PDB passes 100,000 structure milestone

PDB passes 100,000 structure milestone

The Worldwide Protein Data Bank (wwPDB) today announces that it has released to the community its 100,000th molecular structure. Established in 1971, this central, public archive of experimentally-determined protein and nucleic acid structures has reached this important milestone thanks to the efforts of structural biologists throughout the world.

Function follows form
In the 1950s, scientists had their first real look at the structures of proteins and DNA at the atomic level. The determination of these early three-dimensional structures by X-ray crystallography inspired a new era in biology. The value of archiving and sharing these data were indisputable and in 1971 the Protein Data Bank (PDB) was established as an international collaboration with sites in the US and the UK. 

One of the first structures deposited in the PDB was that of myoglobin, an oxygen-binding molecule whose structure was elucidated by Nobel laureates John Kendrew and Max Perutz in 1958. This week the PDB welcomes 219 new structures into the archive. These structures join others vital to pharmacology, bioinformatics and education, and take the total number in the archive to 100,147. 
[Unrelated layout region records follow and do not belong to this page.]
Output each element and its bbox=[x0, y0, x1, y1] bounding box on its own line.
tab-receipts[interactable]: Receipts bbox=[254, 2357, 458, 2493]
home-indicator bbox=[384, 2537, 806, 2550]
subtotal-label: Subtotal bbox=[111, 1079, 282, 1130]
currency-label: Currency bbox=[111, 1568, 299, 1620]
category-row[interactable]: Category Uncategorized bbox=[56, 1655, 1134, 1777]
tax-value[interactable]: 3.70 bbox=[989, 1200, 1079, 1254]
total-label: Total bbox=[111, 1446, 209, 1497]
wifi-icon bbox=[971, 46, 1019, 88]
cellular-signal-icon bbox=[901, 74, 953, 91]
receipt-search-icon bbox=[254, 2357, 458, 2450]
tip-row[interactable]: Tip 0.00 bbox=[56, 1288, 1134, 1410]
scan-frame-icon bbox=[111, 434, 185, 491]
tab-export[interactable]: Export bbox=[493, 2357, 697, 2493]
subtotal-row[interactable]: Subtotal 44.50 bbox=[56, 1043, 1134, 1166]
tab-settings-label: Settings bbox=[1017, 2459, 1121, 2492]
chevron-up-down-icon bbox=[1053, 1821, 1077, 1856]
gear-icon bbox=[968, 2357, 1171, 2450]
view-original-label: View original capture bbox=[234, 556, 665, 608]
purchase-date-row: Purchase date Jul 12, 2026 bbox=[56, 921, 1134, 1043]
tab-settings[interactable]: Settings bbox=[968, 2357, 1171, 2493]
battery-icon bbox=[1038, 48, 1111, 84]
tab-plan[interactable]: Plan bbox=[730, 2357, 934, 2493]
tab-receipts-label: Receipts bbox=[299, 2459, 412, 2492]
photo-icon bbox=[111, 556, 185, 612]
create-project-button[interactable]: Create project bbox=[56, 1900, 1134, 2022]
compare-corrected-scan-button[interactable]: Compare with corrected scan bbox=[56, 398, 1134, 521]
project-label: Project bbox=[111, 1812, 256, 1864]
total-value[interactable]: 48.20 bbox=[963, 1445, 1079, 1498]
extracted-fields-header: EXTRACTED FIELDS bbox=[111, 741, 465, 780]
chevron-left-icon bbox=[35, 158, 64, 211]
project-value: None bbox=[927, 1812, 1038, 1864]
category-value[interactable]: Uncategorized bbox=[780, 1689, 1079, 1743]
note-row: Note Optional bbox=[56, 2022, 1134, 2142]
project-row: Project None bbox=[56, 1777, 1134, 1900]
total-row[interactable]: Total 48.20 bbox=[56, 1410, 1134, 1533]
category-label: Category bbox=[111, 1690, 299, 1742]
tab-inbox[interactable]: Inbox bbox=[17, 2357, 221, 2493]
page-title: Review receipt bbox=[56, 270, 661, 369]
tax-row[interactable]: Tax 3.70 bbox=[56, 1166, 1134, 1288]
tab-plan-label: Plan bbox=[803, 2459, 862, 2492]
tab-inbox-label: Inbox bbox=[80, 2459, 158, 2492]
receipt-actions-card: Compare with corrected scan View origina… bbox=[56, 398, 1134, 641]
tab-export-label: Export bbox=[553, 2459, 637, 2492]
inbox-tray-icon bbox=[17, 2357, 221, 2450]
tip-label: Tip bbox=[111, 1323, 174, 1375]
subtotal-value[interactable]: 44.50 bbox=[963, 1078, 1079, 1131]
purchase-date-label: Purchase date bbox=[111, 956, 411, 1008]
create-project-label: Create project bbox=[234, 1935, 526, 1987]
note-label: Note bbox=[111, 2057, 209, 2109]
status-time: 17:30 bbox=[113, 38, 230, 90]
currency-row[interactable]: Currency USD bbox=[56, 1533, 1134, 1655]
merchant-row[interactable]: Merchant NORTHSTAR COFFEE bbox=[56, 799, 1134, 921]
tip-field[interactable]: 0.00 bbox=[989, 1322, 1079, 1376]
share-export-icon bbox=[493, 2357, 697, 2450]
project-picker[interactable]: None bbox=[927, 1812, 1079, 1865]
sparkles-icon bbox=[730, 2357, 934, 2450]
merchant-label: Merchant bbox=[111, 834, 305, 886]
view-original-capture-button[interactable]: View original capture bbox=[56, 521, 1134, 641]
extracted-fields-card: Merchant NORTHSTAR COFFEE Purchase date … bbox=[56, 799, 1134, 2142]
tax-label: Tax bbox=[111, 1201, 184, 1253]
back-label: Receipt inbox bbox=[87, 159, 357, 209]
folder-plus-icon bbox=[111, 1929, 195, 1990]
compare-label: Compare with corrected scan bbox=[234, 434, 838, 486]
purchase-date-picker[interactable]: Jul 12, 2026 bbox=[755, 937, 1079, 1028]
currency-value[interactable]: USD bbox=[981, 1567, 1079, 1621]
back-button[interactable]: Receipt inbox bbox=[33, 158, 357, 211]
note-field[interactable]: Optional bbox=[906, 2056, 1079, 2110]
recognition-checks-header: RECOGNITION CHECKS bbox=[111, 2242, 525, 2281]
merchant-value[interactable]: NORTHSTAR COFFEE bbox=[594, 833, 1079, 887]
The PDB is growing swiftly, doubling in size since 2008 and releasing around 200 new structures to the scientific community every week. The resource is accessed hundreds of millions of times every year by researchers, students, and educators wishing to explore how different proteins are related to one another, to clarify biological mechanisms and to develop new medicines. 
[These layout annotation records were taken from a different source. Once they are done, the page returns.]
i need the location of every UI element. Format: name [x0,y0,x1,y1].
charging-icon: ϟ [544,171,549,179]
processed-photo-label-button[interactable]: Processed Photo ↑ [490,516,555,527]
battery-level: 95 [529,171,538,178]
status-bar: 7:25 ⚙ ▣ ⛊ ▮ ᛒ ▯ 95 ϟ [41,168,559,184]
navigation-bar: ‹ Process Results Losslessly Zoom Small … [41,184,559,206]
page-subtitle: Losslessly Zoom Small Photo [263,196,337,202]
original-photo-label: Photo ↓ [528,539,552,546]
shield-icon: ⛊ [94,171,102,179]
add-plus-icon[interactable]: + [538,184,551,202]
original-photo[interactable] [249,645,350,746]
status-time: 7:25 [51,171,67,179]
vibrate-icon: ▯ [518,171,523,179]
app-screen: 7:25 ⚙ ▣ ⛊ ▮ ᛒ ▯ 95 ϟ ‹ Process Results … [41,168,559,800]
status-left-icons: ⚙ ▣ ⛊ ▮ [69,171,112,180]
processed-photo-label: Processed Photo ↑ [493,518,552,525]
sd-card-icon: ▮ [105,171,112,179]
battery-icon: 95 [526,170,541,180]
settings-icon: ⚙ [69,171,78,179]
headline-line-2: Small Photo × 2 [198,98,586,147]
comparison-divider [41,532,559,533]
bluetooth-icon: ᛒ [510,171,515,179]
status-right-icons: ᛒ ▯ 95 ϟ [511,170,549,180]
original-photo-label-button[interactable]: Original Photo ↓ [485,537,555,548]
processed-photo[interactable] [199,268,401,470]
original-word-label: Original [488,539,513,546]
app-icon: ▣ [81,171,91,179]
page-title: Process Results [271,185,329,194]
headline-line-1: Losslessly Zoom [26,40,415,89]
“The PDB is a critical resource for the international community of working scientists which includes everyone from geneticists to pharmaceutical companies interested in drug targets,” said Nobel laureate Venki Ramakrishnan of the MRC Laboratory of Molecular Biology in Cambridge, UK. 

PDB100K
Figure 1 - Number of structures available in the PDB per year through May 14, 2014, with selected examples. Early structures included myoglobin (1; PDB ID 1mbn), the first structure solved by X-ray crystallography, and small enzymes (2; top: 4pti, bottom right: 2cha, bottom left: 3cpa). As technologies developed, the archive grew to host examples of tRNA (3; 6tna), viruses (4; 4rhv), antibodies (5; 1igt), protein-DNA complexes (6; top to bottom, 1j59, 1tro, 2bop, 1aoi), ribosomes (7; 1fjg, 1fka, 1ffk), and chaperones (8; 1aon). 

 

A growing community
Since its inception, the PDB has been a community-driven archive, evolving into a critical international resource for biological research. Since 2003 the Worldwide PDB (wwPDB), a collaboration between the US, UK and Japan, has ensured that these valuable data continue to be stored, managed and kept freely available for the benefit of scientists worldwide. The wwPDB partner sites work closely with community experts to define deposition and annotation policies, data representation issues and validation standards. In addition, the wwPDB works to raise the profile of structural biology with increasingly broad audiences. 

Each structure submitted to the archive is carefully curated by wwPDB staff before release. New depositions are checked and enhanced with value-added annotations and cross-linked with other important biological data to ensure that PDB structures are discoverable and interpretable by users with a wide range of backgrounds and interests. 

Future challenges
The scientific community eagerly awaits the next 100,000 structures and the knowledge these will undoubtedly bring. However, the increasing number, size and complexity of biological data being deposited in the PDB and the emergence of hybrid methods, which use a variety of biophysical, biochemical, and modelling techniques to determine the shapes of biologically relevant molecules, all present major challenges for the management and presentation of structural data. wwPDB will continue to work with the community to meet these challenges and to ensure that the archive maintains the highest possible standards of quality, integrity and consistency. 

About wwPDB
The wwPDB (http://wwpdb.org) is the international partnership that manages the PDB archive. Its mission is to maintain a single archive of macromolecular structural data that is freely and publicly available to the global community. It consists of the Research Collaboratory for Structural Bioinformatics Protein Data Bank (RCSB PDB; http://rcsb.org) at Rutgers, The State University of New Jersey and the San Diego Supercomputer Center (SDSC) and Skaggs School of Pharmacy and Pharmaceutical Sciences at the University of California San Diego and BioMagResBank (BMRB; http://bmrb.wisc.edu) at the University of Wisconsin in the USA, the Protein Data Bank in Europe (PDBe; http://pdbe.org) at the EMBL European Bioinformatics Institute, and the Protein Data Bank Japan (PDBj; http://pdbj.org) at Osaka University. 

The RCSB PDB receives funds from the NSF, NIH and DOE. The PDBe receives funding from EMBL, the Wellcome Trust, NIH, EU, BBSRC and MRC. PDBj is funded by the Japan Science and Technology Agency, and BioMagResBank by NLM.